Richard Whiteley has spent his life working with glass, developing a fascination for the material when he began apprenticing in stained glass at the age of 16. His work focuses primarily on kiln-cast glass and explores voids as the primary constructive agent. He says, “The works are built from the inside out; voids are ordered first and external structures are built to encapsulate these spaces. The works explore negative space—using glass as a substrate.”
Whiteley has presented more than a dozen exhibitions in the last decade and his work is held in several major collections, including The Corning Museum of Glass, The Australian National Gallery, and The Palm Springs Museum. He has also received several research grants to develop creative works and explore technical research.

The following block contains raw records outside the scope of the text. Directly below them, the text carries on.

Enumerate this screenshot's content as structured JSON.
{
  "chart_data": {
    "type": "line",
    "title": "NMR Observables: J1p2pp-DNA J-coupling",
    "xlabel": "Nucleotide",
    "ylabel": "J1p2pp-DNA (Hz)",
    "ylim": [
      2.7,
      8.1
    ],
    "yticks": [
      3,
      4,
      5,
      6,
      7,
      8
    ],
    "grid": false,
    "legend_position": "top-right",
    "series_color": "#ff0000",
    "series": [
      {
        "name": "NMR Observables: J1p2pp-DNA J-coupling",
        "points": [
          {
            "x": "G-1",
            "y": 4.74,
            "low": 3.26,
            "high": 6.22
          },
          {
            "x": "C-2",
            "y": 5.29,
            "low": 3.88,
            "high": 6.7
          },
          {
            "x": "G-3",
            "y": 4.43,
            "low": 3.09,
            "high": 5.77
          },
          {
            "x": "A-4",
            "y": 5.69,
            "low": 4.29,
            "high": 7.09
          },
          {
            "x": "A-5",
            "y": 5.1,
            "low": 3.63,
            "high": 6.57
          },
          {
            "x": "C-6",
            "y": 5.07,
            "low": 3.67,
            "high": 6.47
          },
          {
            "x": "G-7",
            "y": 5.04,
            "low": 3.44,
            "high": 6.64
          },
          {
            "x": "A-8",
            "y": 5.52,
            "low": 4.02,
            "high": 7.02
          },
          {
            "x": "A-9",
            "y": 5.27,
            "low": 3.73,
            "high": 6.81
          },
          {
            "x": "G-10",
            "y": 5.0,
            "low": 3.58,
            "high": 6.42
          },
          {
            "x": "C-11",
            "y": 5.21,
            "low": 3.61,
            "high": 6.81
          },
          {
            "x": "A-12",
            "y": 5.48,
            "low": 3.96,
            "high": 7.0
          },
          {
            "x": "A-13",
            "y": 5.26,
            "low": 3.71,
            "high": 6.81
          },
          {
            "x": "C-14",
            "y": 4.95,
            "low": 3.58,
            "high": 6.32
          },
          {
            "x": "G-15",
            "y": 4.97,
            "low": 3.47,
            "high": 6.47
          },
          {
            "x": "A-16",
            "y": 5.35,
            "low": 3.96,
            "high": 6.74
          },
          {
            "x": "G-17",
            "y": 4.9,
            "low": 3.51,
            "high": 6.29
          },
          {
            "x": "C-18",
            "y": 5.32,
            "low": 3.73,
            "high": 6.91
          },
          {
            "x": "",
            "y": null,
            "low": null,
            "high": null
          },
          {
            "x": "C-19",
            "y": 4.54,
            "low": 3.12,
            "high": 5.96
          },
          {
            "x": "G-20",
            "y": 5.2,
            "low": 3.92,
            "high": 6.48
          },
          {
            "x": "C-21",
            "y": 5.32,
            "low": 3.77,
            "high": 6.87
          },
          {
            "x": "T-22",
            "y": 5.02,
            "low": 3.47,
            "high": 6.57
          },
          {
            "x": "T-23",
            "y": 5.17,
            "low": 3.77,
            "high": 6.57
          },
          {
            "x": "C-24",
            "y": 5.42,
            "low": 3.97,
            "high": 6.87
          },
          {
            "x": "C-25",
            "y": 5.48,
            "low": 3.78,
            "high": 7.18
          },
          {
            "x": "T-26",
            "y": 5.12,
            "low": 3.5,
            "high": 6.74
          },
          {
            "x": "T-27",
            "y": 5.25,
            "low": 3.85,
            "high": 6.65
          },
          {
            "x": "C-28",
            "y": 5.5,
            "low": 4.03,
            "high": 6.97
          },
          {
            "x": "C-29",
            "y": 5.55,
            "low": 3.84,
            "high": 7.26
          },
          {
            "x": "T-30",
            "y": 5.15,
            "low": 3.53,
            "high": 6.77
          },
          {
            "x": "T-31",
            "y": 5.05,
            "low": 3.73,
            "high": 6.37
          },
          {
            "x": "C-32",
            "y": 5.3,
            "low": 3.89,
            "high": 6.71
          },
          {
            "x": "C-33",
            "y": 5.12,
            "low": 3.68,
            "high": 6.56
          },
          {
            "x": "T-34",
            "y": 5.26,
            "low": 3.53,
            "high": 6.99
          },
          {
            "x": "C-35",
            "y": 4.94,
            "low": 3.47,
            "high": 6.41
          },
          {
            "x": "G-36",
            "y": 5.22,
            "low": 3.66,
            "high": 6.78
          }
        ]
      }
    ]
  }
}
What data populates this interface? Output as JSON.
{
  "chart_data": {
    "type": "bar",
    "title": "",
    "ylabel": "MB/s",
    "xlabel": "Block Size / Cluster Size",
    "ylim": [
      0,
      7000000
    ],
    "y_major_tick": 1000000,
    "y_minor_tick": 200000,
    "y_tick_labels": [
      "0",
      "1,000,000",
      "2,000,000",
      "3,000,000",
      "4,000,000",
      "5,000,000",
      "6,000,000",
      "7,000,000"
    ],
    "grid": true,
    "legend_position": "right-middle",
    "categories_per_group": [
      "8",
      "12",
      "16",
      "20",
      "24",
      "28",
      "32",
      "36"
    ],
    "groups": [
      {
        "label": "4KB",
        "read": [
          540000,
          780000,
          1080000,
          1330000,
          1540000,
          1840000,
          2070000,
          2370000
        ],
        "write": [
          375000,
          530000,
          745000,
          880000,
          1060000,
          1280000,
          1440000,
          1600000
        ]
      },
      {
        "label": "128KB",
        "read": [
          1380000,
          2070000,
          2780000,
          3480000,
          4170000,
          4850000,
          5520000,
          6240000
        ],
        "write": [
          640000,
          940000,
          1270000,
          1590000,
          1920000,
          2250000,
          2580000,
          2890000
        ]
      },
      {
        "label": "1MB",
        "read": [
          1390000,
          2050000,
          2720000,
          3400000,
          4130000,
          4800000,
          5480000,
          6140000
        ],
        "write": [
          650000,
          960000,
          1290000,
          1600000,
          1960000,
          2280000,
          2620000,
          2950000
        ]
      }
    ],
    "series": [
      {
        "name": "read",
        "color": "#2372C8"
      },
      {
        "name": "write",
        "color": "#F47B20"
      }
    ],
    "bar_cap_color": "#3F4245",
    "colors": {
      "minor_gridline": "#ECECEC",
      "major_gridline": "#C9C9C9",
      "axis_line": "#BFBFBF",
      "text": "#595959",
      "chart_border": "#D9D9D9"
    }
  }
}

Most recently, he has been working as Associate Professor: Head of the Glass Workshop and Foundation Studies at his alma mater, the Australian National University’s School of Art & Design.
He earned his Bachelor of Visual Arts degree from the Australian National University and then went on to earn an MFA in sculpture from the University of Illinois-Urbana.
“My practice is centered on cast glass and I explore negative structures and suggested forms within glass solids. I am interested in the physical and conceptual possibilities of space. My works explore space and I use glass as a substrate to structure and layer voided forms so they can be read as illuminated positives. I explore the inherent duality this translucent material invites and am interested in how punctuated ruptures fold the forms back on themselves.”